At the earliest times, the transfer fraction grows quadratically with time, the universal short-time limit of perturbation theory, where the system has not yet “discovered” its own continuum of states. For an ideal gas this quadratic growth follows a simple expression; for the interacting gas, the slope is reduced by a factor the team measures as 0.70(4). This factor is the quasiparticle residue, a quantity from Landau’s Fermi liquid theory that encodes how interactions renormalize the single-particle spectral weight.
At intermediate times, the transfer fraction becomes linear in time. This is the hallmark of Fermi’s golden rule: the transition rate is constant, and the system behaves as if it couples to a genuine dissipative environment. The measured rate collapses onto a universal curve for transfer fractions below 0.1 and times up to about 12 milliseconds.
At long times, the transfer fraction saturates and can even reverse. The initial state is depleted, the perturbation can no longer be considered weak, and the golden rule fails.
The Critical Threshold
Beyond mapping the three regimes in time, the team also identified a sharp boundary in driving strength. Below a critical coupling of about Planck’s constant times 0.17 times the Fermi energy, the dynamics remain monotonic and dissipative, the golden rule framework holds. Above that threshold, coherent Rabi oscillations emerge, signaling the complete breakdown of the perturbative description.
The ratio of this critical coupling to the low-power spectral width, about 0.7, is remarkably similar to values seen in much simpler atom-photon systems, suggesting the threshold may be a universal feature of open quantum systems.
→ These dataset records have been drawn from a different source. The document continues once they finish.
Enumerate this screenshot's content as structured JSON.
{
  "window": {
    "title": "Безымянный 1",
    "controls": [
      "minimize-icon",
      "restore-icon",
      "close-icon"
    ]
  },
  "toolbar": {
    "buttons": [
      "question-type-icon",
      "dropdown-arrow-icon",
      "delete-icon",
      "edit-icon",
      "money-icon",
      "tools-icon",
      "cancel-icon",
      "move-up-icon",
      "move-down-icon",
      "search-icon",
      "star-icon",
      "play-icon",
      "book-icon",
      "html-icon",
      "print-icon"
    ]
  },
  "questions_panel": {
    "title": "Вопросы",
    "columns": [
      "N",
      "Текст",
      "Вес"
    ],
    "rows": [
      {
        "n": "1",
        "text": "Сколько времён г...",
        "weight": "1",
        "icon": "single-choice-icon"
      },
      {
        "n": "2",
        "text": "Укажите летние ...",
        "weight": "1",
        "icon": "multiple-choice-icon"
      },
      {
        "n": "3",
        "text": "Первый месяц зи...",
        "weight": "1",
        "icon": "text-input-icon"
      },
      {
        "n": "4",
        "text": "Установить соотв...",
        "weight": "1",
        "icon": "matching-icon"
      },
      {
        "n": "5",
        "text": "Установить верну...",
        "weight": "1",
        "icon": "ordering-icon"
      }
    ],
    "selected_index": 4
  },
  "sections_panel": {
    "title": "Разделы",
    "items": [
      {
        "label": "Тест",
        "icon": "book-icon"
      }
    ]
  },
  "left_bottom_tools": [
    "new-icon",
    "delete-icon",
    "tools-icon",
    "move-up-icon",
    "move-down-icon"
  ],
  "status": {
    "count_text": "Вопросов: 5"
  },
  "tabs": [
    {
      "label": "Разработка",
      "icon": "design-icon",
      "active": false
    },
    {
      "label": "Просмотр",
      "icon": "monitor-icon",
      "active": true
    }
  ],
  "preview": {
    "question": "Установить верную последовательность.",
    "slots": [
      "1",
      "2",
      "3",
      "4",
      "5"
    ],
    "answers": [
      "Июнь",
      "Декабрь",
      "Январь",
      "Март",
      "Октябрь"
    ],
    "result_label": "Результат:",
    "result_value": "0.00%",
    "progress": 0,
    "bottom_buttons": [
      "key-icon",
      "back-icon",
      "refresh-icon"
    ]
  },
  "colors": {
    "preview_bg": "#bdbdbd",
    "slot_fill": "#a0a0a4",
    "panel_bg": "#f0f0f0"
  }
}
A Cautionary Tale for Spectroscopy
The study carries a practical warning for experimental physics. Under commonly used driving conditions, the extracted spectral width can overestimate the true low-power limit by 50% or more. The boundary of golden-rule validity occurs at surprisingly low power, on resonance, the drive amplitude must be below about 1% of the Fermi energy for the rule to hold.
“The threshold is much lower than many of us assumed,” said co-first author Songtao Huang. “Our data show that even apparently reasonable experimental parameters can introduce 50% systematic errors in extracted quantities like linewidth.”
Deeper Implications
The three-regime sequence, quadratic growth, linear dissipation, and saturation, is the many-body analogue of how a finite quantum system thermalizes. The quadratic regime represents universal short-time coherent evolution. The linear regime represents genuine dissipative dynamics in which the system acts as its own bath. And the threshold for Rabi oscillations defines the sharp boundary between thermalizing and coherent behavior.
The results also provide a direct measurement of the quasiparticle residue, a fundamental parameter of Fermi liquid theory, in a regime where interactions are maximal. The measured value of 0.70(4) quantifies how interactions renormalize the single-particle response in the unitary limit.
“This gives us a rigorous experimental framework for understanding when linear response theory applies to spectroscopy of quantum many-body systems,” Navon said. “It serves as a blueprint for interpreting experiments across cold atoms, condensed matter, and quantum simulation.”